Healthy soils also contribute to improving the high-quality water enjoyed in the Sacramento Valley as seen in Ensuring High Quality Water in the Sacramento River Basin for Communities, Ecosystems, and Farms. Successful multi-benefit water management focuses on ensuring high-quality water is available for drinking water, aquatic species and the ecosystem, and farming–both now and as we look to the future. For generations the communities and farming families in the Sacramento Valley have cultivated a shared vision for a vibrant way of life throughout the region that depends upon high quality water for all forms of life.

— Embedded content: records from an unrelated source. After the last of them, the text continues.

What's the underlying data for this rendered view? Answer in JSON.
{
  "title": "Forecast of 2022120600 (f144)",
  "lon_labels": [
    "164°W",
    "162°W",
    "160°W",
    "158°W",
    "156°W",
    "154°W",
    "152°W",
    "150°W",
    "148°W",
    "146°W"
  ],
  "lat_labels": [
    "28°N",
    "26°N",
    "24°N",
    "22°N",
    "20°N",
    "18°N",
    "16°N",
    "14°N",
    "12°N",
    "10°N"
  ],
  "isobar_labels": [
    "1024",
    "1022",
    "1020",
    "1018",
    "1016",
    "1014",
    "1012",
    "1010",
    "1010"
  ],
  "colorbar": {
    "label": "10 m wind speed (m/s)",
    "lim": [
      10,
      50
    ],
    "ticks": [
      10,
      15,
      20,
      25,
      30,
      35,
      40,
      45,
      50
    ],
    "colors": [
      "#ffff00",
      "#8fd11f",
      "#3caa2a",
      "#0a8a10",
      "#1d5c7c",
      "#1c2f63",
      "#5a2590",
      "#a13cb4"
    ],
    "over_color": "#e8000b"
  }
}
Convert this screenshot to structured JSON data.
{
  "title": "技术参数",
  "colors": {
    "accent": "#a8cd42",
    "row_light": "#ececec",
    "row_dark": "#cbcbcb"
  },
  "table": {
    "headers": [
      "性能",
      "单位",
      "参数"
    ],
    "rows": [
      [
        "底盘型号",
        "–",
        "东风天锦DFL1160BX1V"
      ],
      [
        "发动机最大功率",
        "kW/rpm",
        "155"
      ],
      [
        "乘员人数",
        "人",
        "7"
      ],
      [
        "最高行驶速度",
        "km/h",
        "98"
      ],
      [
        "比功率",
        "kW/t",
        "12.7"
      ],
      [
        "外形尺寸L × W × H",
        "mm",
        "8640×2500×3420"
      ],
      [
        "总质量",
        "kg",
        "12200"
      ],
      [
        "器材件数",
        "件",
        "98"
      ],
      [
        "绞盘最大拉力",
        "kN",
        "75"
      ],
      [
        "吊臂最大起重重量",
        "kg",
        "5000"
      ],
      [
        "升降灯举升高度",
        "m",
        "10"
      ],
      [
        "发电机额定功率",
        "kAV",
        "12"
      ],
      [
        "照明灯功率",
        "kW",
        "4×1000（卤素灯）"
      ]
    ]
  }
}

These leaders and their families live, work and play in the region and have a direct interest in ensuring high quality water for all these purposes. This approach builds on the culture and strong partnerships in the region with water suppliers, local governments, landowners and conservationists–all working together with state and federal agencies to ensure safe drinking water, healthy aquatic life and reliable water supplies for healthy soils and farms and ranches.

The Sacramento Valley is sourcing our sustainable future through responsible management of the essential resource that millions of birds, hundreds of thousands of fish, thousands of farms and millions of people all rely on–water.